Sven-David Sandström
A Cradle Song - The Tyger



Sven-David Sandström – “A Cradle Song – The Tyger
Eric Ericson Chamber Choir, Eric Ericson [cond.]
Texts: Tomas Tranströmer, Tobias Berggren, William Blake,
Psalms of David, the Revelation of St. John.
Phono Suecia PSCD 139. Duration: 58:28.

Her is a mighty force in Swedish music, Sven-David Sandström (b1942), and has been a dominant influence for decades. He is also a man of surprises, especially when it first dawned on people that he wasn’t at all submissive to the dominant style and fashion of composing, when he suddenly produced works that could sound utterly anti-modernist and anti-post-modernist. That happened in the 1980s, when the modernism of art music – especially in the field of chamber music – was frantically trying to be fashionably modern, grotesque and sort of art-music-punky… Sandström kept his dignity and his integrity, and kept right on doing what was right for him, aesthetically, artistically, morally. This could also mean that he presented works that could be very modernistic – but it was never in order to join a style, fall within a genre. He has always had purely artistic viewpoints on his works, without frustrating side-glances on the opportunistic tendencies. Such integrity and artistic stature carves a clear outline round a contemporary composer, and here he is, on a CD with choral works ranging from 1978 to 1996, right through the age modernism!

Sandström is a man of many genres – or you could also say; of no genres. He strolls haphazardly between styles, almost toying with them, like musical juggler. His oeuvre is large and wide, ranging from frantically experimental jerks and jolts of atonalities to the most somber, serene medieval purity, to romantic and grandiose concertos.

As Sandström began writing works that would fall outside of modernist clichés, he also found himself crowded with new listeners, who couldn’t really appreciate all the experimentation, or who were just looking for other qualities besides a striking or appalling guise! It was typically by way of his choral works that the interest among common listeners grew and flourished in the beginning of the 1980s.


Sven-David Sandström
(Photo: Mats Bäcker)

Sandström says that it was the text that had meant all the difference to him. William Blake – the visionary and enfant terrible from the 18th century – and the contemporary Tobias Berggren both set off revealing motions within Sandström. The composer felt that he had been hiding behind an efficiency and accomplishment front, not daring to be himself in front of others.
However, Sandström sang in the Hägersten Motet Choir one day a week for many years, as a second tenor, so he had learned the ins and outs of choir art through participation.

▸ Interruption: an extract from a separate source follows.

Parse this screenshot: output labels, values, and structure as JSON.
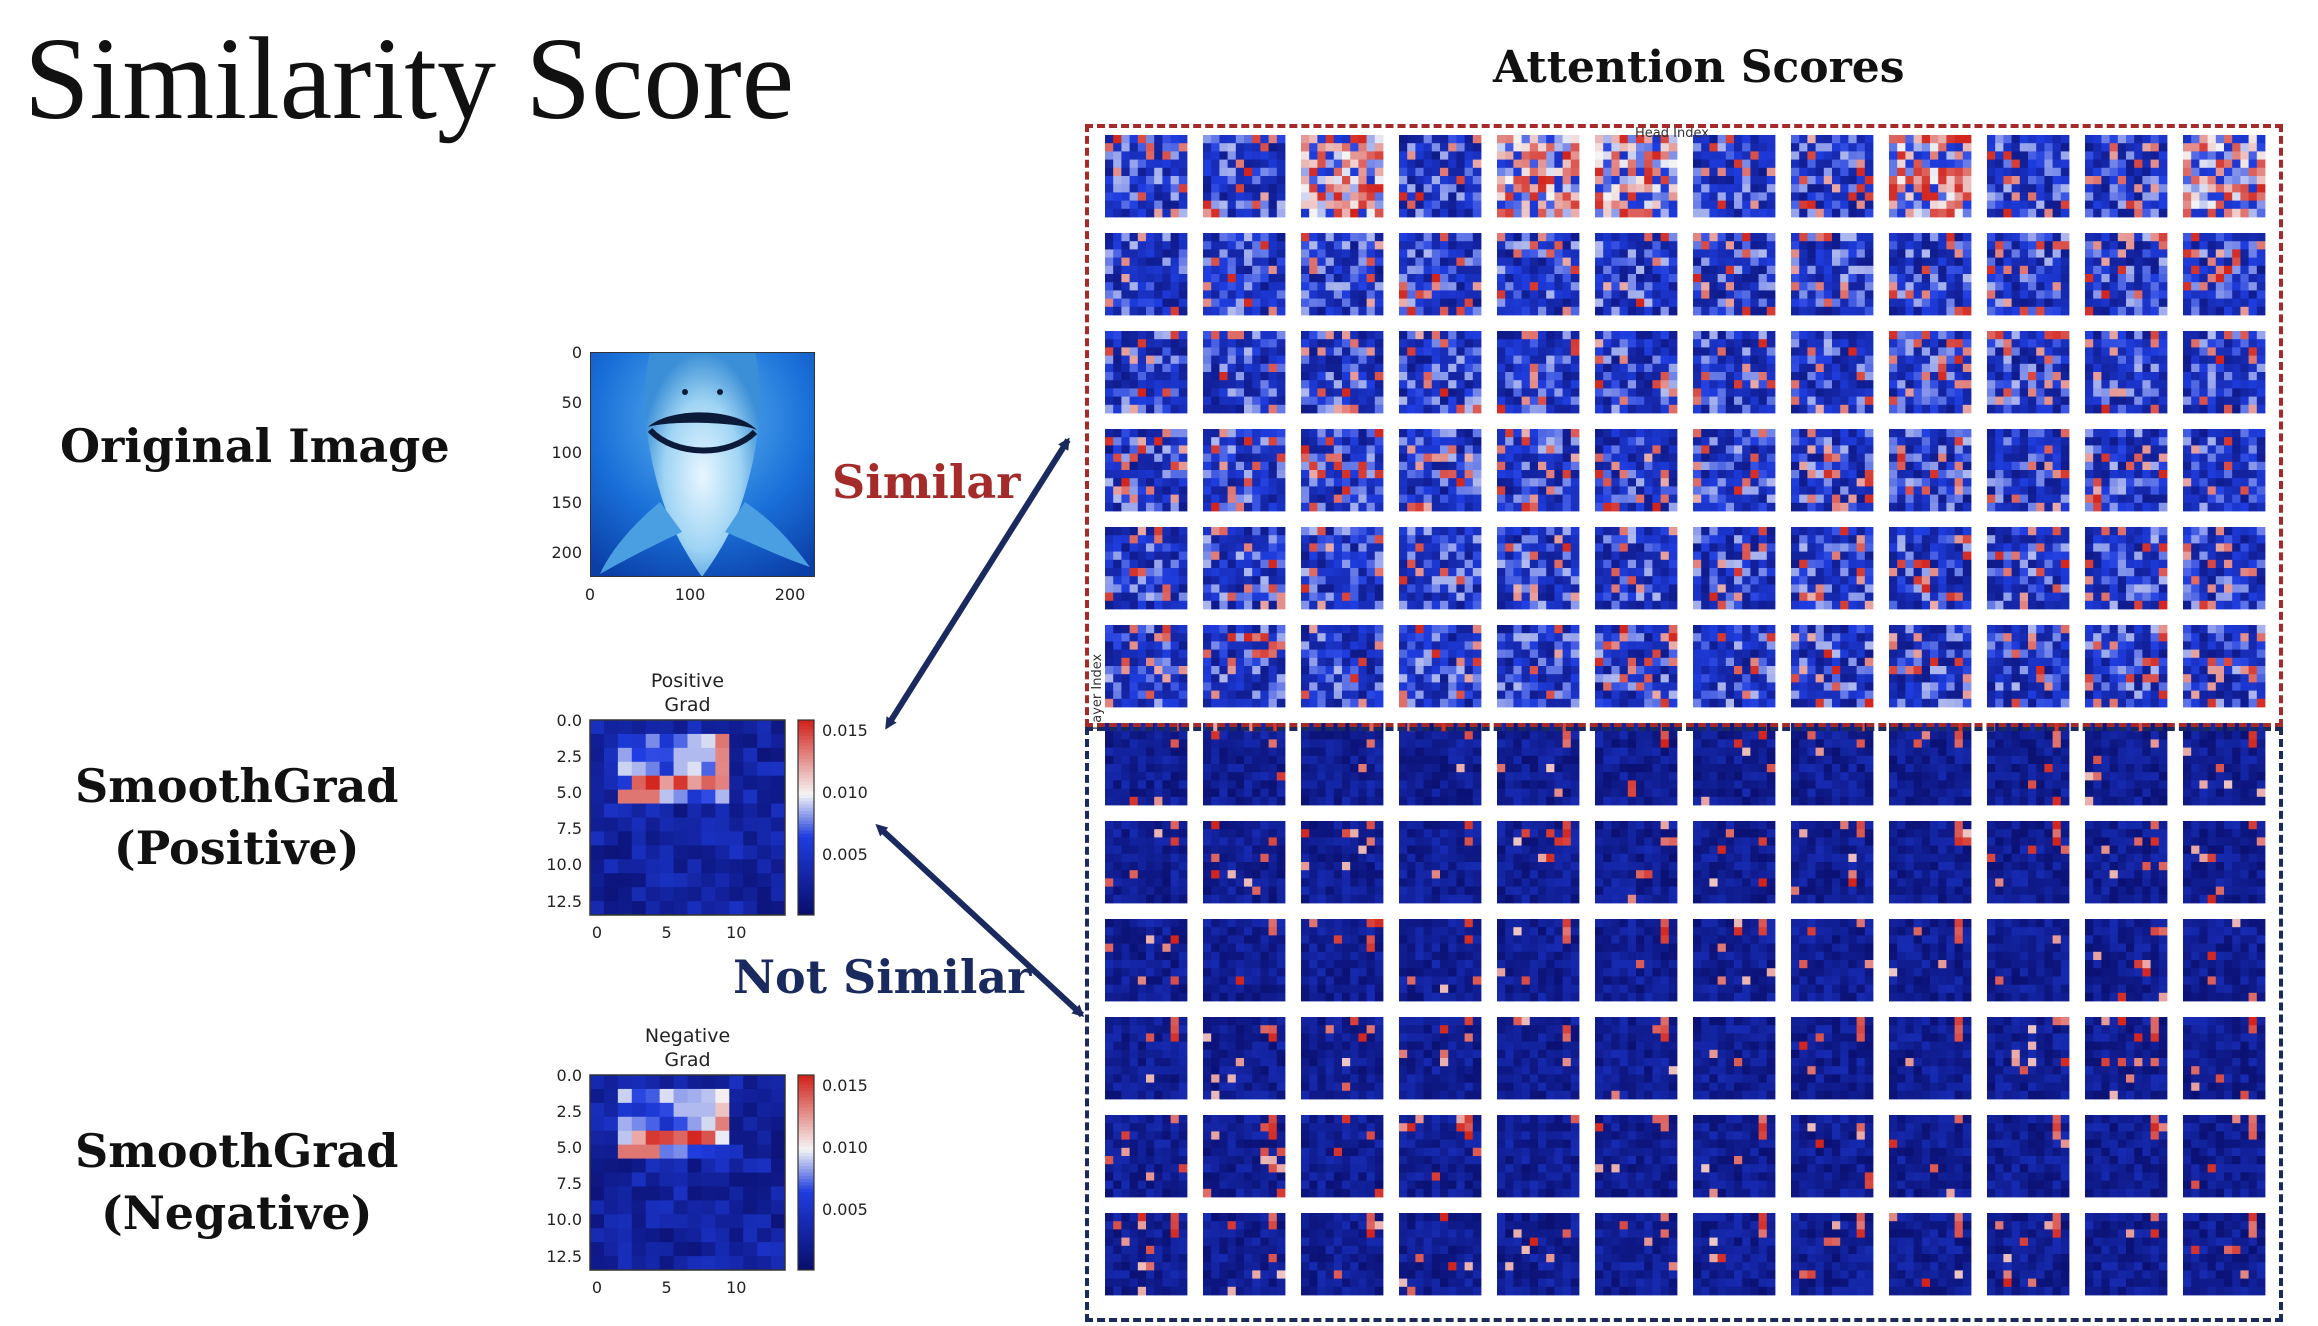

A Cradle Song / The Tyger” (which gave the CD its title) from William Blake’s “Songs of Innocence and of Experience” was a work of departure when it was conceived in 1978, and it was premiered by one of the foremost choirs in the world; the Eric Ericson Chamber Choir. The opposing qualities in this text are at full play in Sandström’s piece, but the thing that really hit home – or caused a stir – was the flair of romanticism that seeped through the notes… This piece is placed as number 4 on the CD.

The first piece is a paraphrase on “
Anthem” by Henry Purcell – and unfinished work by the master, to which Sandström attaches a continuation of sobs and sighs and intense prayers to God, until he web of sounds fall back into a rest of sorts…

Tomas Tranströmer is always of interest to composers of vocal works. “
April och tystnad” (“April and Silence” was chosen by Sandström for this issue. It moves in ever so slightly, drone-like, hovering over the old winter ices in the archipelago. The tonal structure borders on the world of Arvo Pärt, and thereby also on the medieval in its purity. “…I am carried in my shadow, like a violin in its black casingThe only thing I want to say glitters out of reach, like the silver at the pawnbroker’s…”

Tobias Berggren’s text from “
Etyd nr. 4, som I E-moll” (“Etude No. 4, as in E-minor”) is the longest piece on the CD, with its 18 minutes. That probably shows the importance that Sven-David Sandström attaches to this text. A contemporary of Sandström, Berggren has had an immense influence on the composer, and they have worked together on big projects like the requiem “De ur alla minnen fallna” (Those Out of All Remembrances Fallen”), for the children of the Holocaust. This text originates in Tobias Berggren’s cycle “24 romantiska etyder” (“24 Romantic Etudes”), inspired by Frederic Chopin.

Two biblical texts round off this intriguing release from
Phono Suecia; “A New Heaven and A New Earth” out of the Revelation of St. John and an “Agnus Dei”. There is much beauty in these religious compositions, which also harbor a knife-point of dark doubt…

Eric Ericson and his Chamber Choir soar at the very highest level of performance practice, but they always do, and we would expect no less from them... but we extend our thanks and well wishes to them anyway! They mean a world of difference!

It strikes me how much of the music on this CD that is… - music! It’s timeless, of no certain period or mode or style, but speaks directly to the human heart – and that is a rare thing to happen.